Great Lakes Grain

Great Lakes Grain

August 21, 2012 16:26 ET

Final Yield and Crop Quality Report Shows Variability for Three Distinct Areas

CHATHAM, ONTARIO--(Marketwire - Aug. 21, 2012) - Three days of extensive yield checks by FS crop sales specialists across southwestern and central Ontario show that yield ranges are quite wide. This speaks to the variability in rainfall that was experienced by farmers this year.

The third annual Great Lakes Grain Crop Assessment tour took place Aug. 15 to 17 with its partners AGRIS Co-operative and FS PARTNERS, and participation from Wanstead Farmer's Co-operative. A total of 31 corn and soybean sites were observed throughout the Great Lakes Grain trading area.

"It seems every year we talk about variability and this year is no different, except for the very clear magnitude of the variability experienced between three very distinct areas," says Dale Cowan senior agronomist for Southern Co-operative Services.

The main regions in Ontario that were looked at were in the northern and southern parts of FS PARTNERS territories which mainly included the counties of Simcoe, Perth, Waterloo, Brant and Norfolk and the very southwestern region of AGRIS Co-operative's trading area in the counties of Essex, Kent, Elgin and Middlesex. The event was generously sponsored by DEKALB Canada.

Rainfall and excessive heat dominated agricultural headlines all summer long and indeed, the conclusions gathered from the Great Lakes Grain crop assessment tour supported those headlines. There was a clear line of yield differences between the areas that received timely rains and those that did not.

The corn crop for the most part had a good start throughout the trading area. All sites had adequate populations and high row counts on the cobs. Low yield areas had cob length less than four inches, whereas the high yield areas were greater than 5.6 to six inches (five kernels per inch). The populations and row number were very similar. Nitrogen and potash deficiency could be found mostly in the drought areas. "The harvest may only be slightly earlier this year by just one week rather than the two to three weeks we all anticipated," says Cowan.

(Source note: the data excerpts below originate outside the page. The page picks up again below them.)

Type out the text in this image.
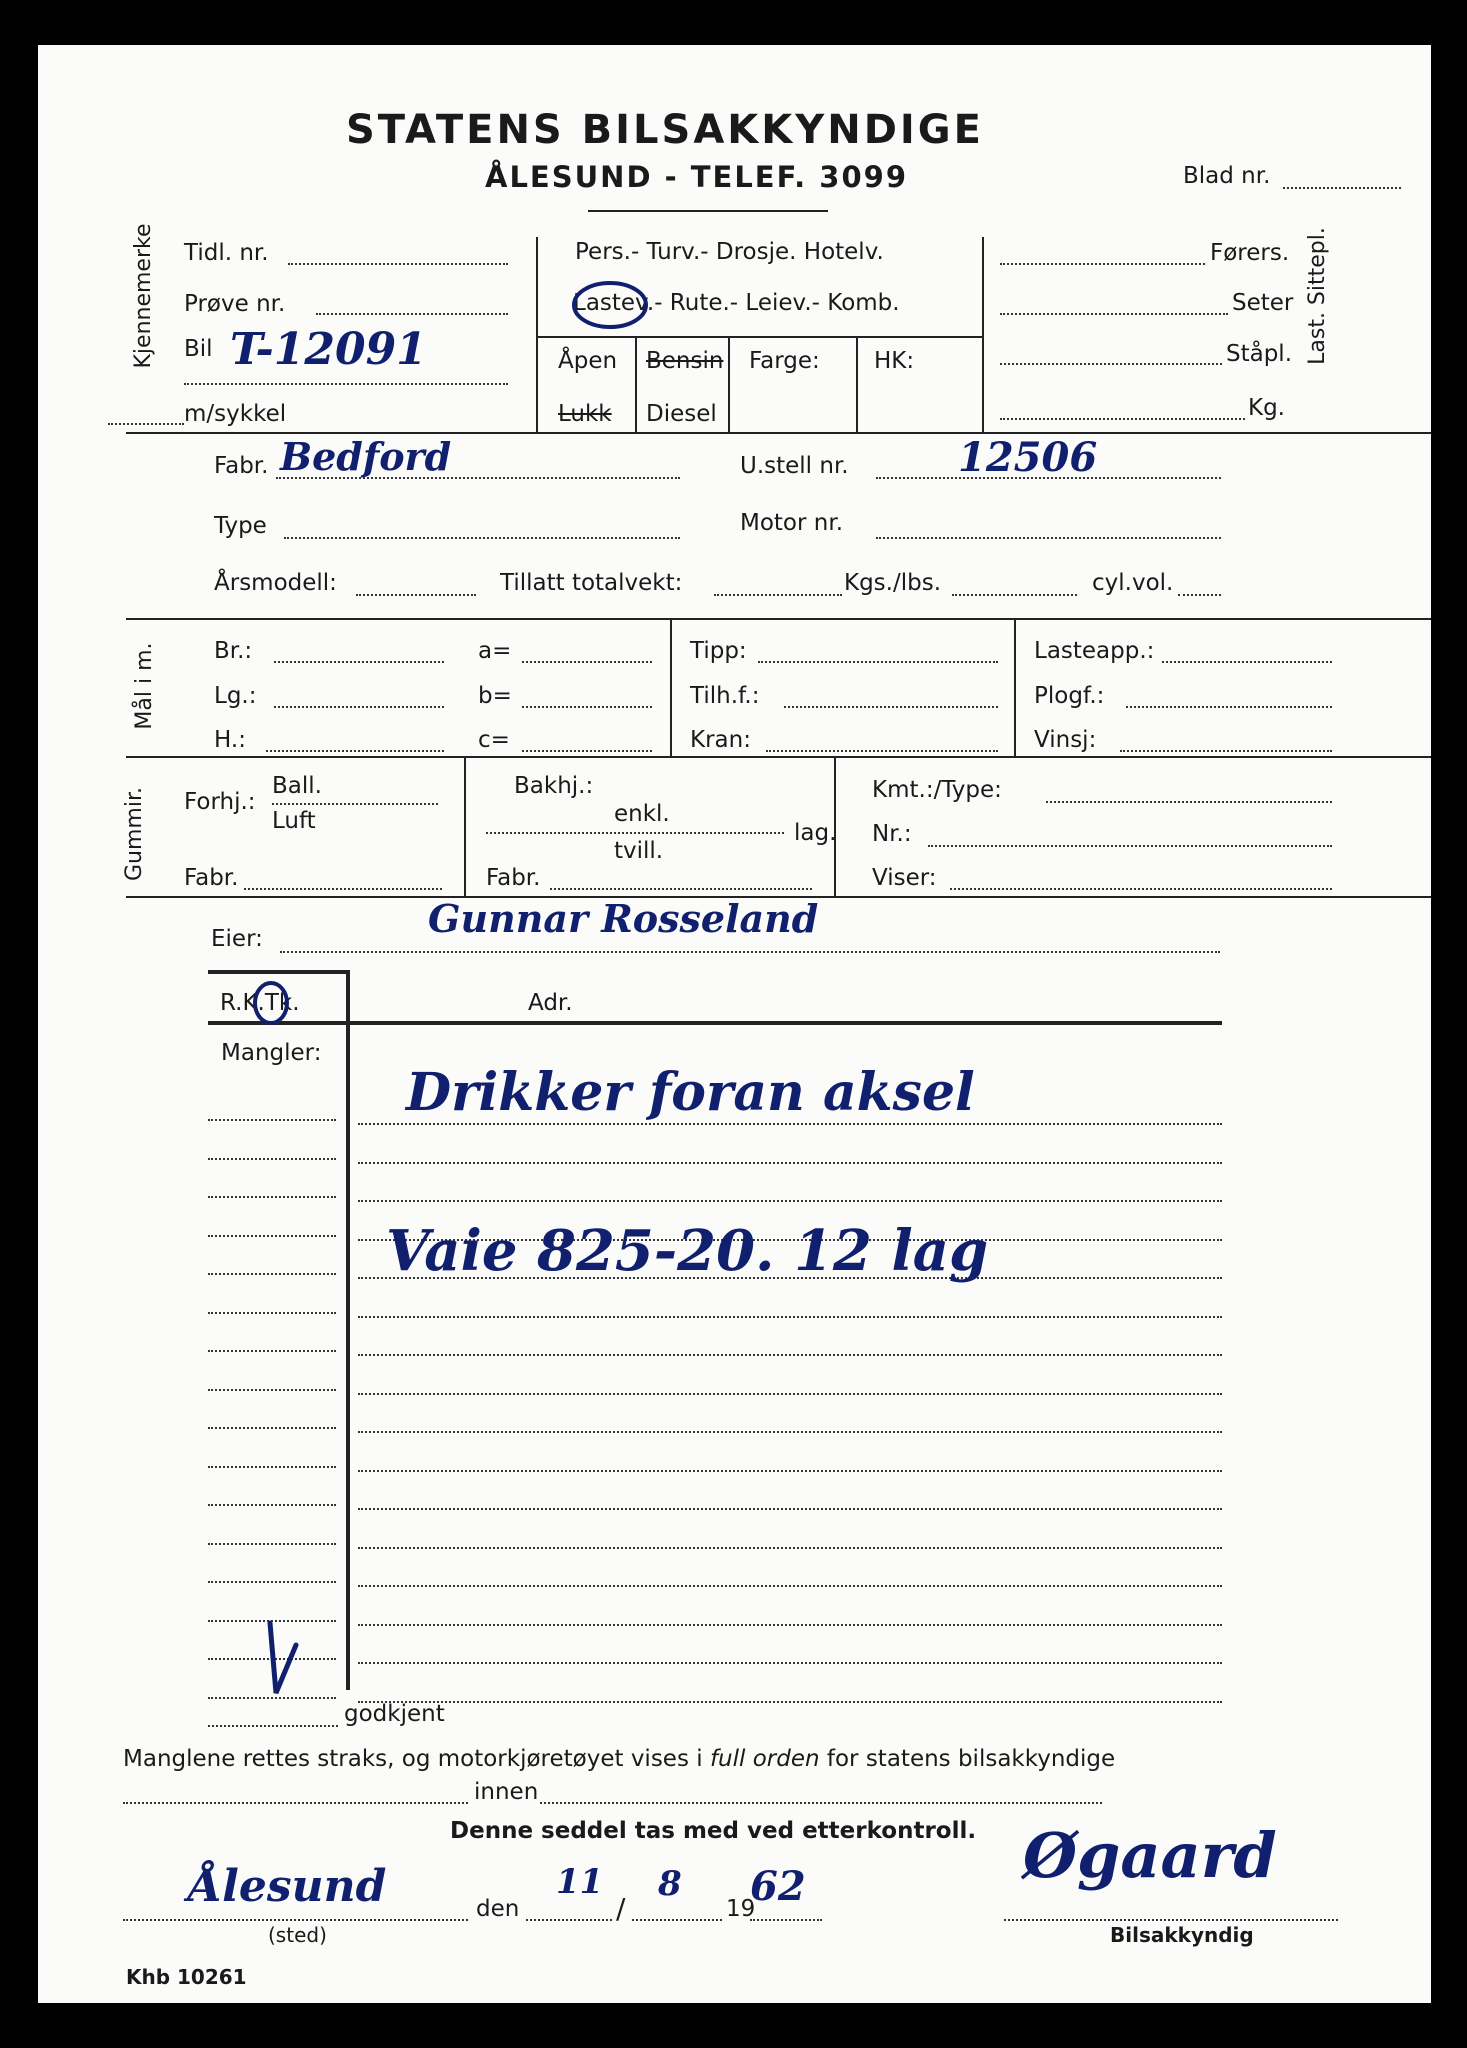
STATENS BILSAKKYNDIGE
ÅLESUND - TELEF. 3099	Blad nr.
Kjennemerke Tidl. nr.
Prøve nr.
Bil T-12091
m/sykkel
Pers.- Turv.- Drosje. Hotelv.
Lastev.- Rute.- Leiev.- Komb.
Åpen
Lukk
Bensin
Diesel
Farge: HK:
Førers.
Seter
Ståpl.
Kg.
Last. Sittepl.
Fabr. Bedford	U.stell nr.	12506
Type	Motor nr.
Årsmodell:	Tillatt totalvekt:	Kgs./lbs.	cyl.vol.
Mål i m. Br.:
Lg.:
H.:
a=
b=
c=
Tipp:
Tilh.f.:
Kran:
Lasteapp.:
Plogf.:
Vinsj:
Gummir. Forhj.:
Ball.
Luft
Fabr.
Bakhj.:
enkl.
tvill.
lag.
Fabr.
Kmt.:/Type:
Nr.:
Viser:
Eier:	Gunnar Rosseland
R.K.Tk.	Adr.
Mangler:
Drikker foran aksel
Vaie 825-20. 12 lag
godkjent
Manglene rettes straks, og motorkjøretøyet vises i full orden for statens bilsakkyndige
innen
Denne seddel tas med ved etterkontroll.
Ålesund
(sted)
den
11
/
8
19
62	Øgaard
Bilsakkyndig
Khb 10261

The total count of soybean pods and seeds this year included the top most pods that looked like they would make beans. The report concluded that as long as the moisture comes and temperatures remain moderate throughout August, those pods will most likely fill. Most soybean fields were well into bean filling stages of R5 to R6. At 150,000 plants per acre, a single node with three pods and three beans could add seven bushels per acre. A yield of 40 bushels or 65 bushels per acre will depend on August weather and how many of those top nodes make soybeans. "The soybean crop still has a way to go before maturity and we may be looking at normal harvest dates for the bulk of this crop," says Cowan.

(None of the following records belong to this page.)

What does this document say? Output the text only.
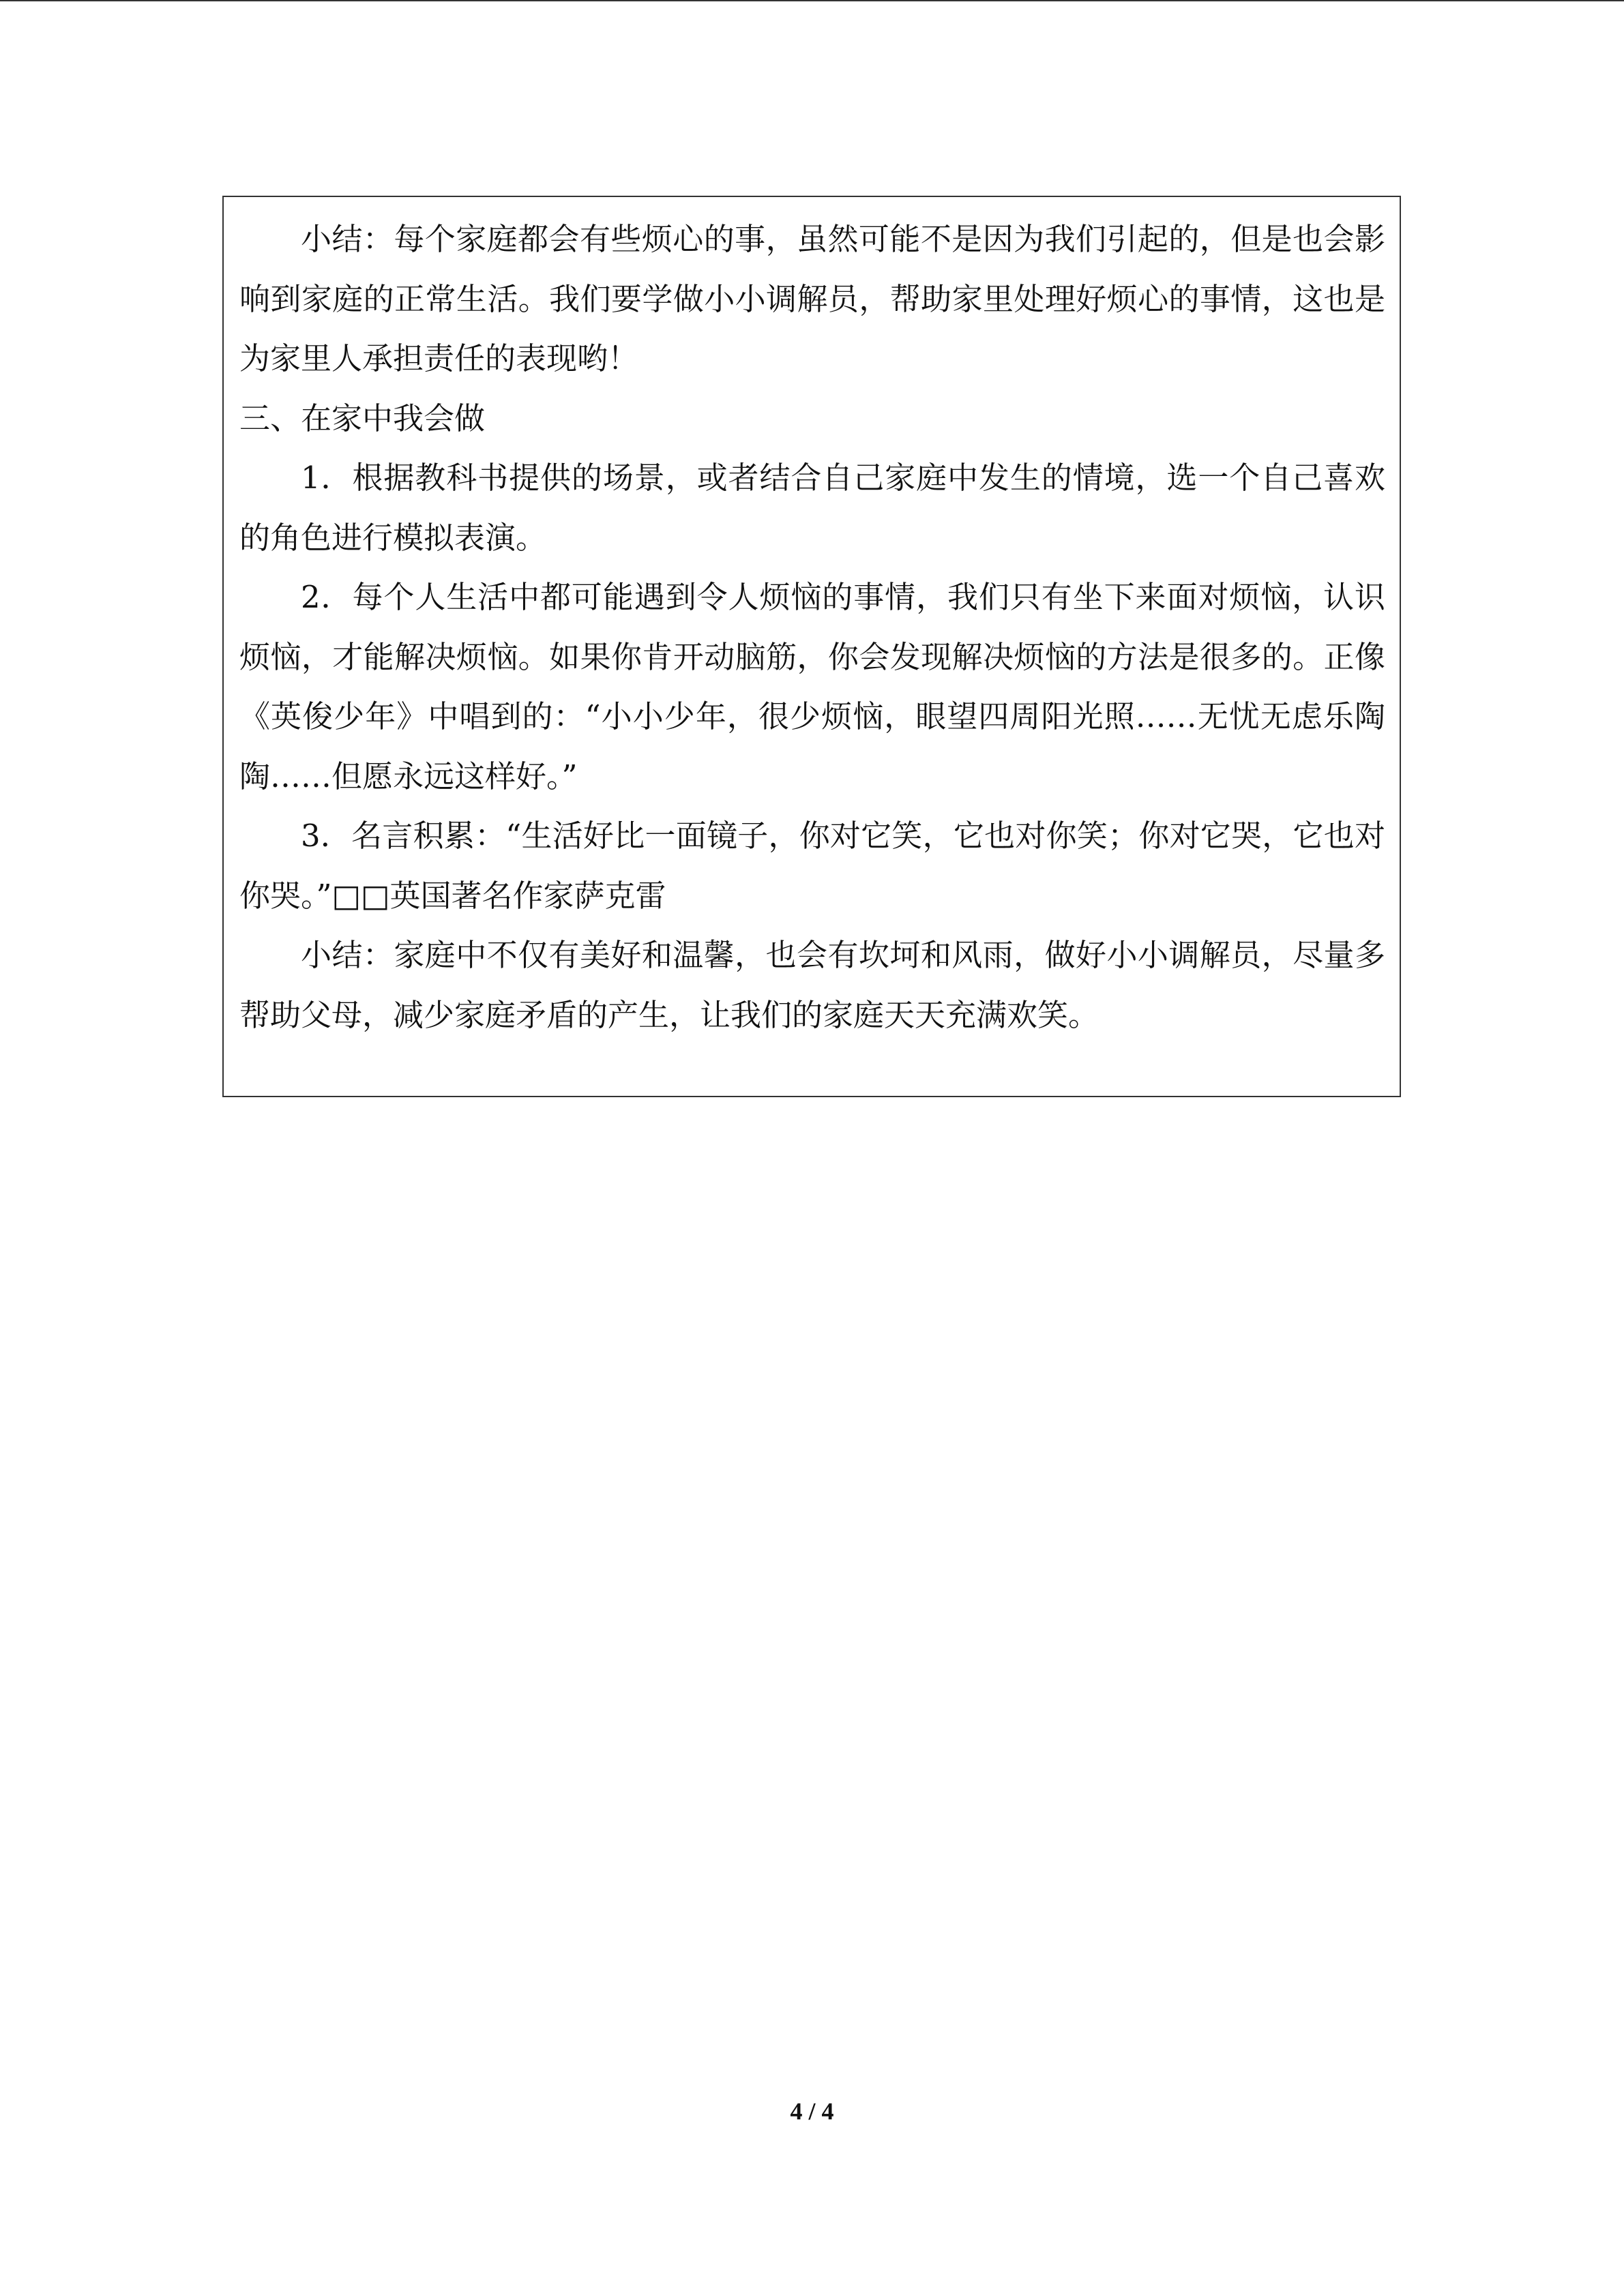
小结：每个家庭都会有些烦心的事，虽然可能不是因为我们引起的，但是也会影响到家庭的正常生活。我们要学做小小调解员，帮助家里处理好烦心的事情，这也是为家里人承担责任的表现哟！

三、在家中我会做

1．根据教科书提供的场景，或者结合自己家庭中发生的情境，选一个自己喜欢的角色进行模拟表演。

2．每个人生活中都可能遇到令人烦恼的事情，我们只有坐下来面对烦恼，认识烦恼，才能解决烦恼。如果你肯开动脑筋，你会发现解决烦恼的方法是很多的。正像《英俊少年》中唱到的：“小小少年，很少烦恼，眼望四周阳光照……无忧无虑乐陶陶……但愿永远这样好。”

3．名言积累：“生活好比一面镜子，你对它笑，它也对你笑；你对它哭，它也对你哭。”□□英国著名作家萨克雷

小结：家庭中不仅有美好和温馨，也会有坎坷和风雨，做好小小调解员，尽量多帮助父母，减少家庭矛盾的产生，让我们的家庭天天充满欢笑。

4 / 4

To view the complete crop assessment report details visit - Great Lakes Grain - Crop Assessment Report 2012

Great Lakes Grain is a grain marketing partnership between GROWMARK, Inc. and AGRIS Co-operative Ltd. Great Lakes Grain is one of the largest operators of Ontario country elevators. It represents close to 460,000 MT (18 million bushels) of storage capacity with total marketing in excess of 37 million bushels serving farmers at more than 30 AGRIS Co-operative and FS PARTNERS branded locations from Windsor through to Toronto and north to Georgian Bay.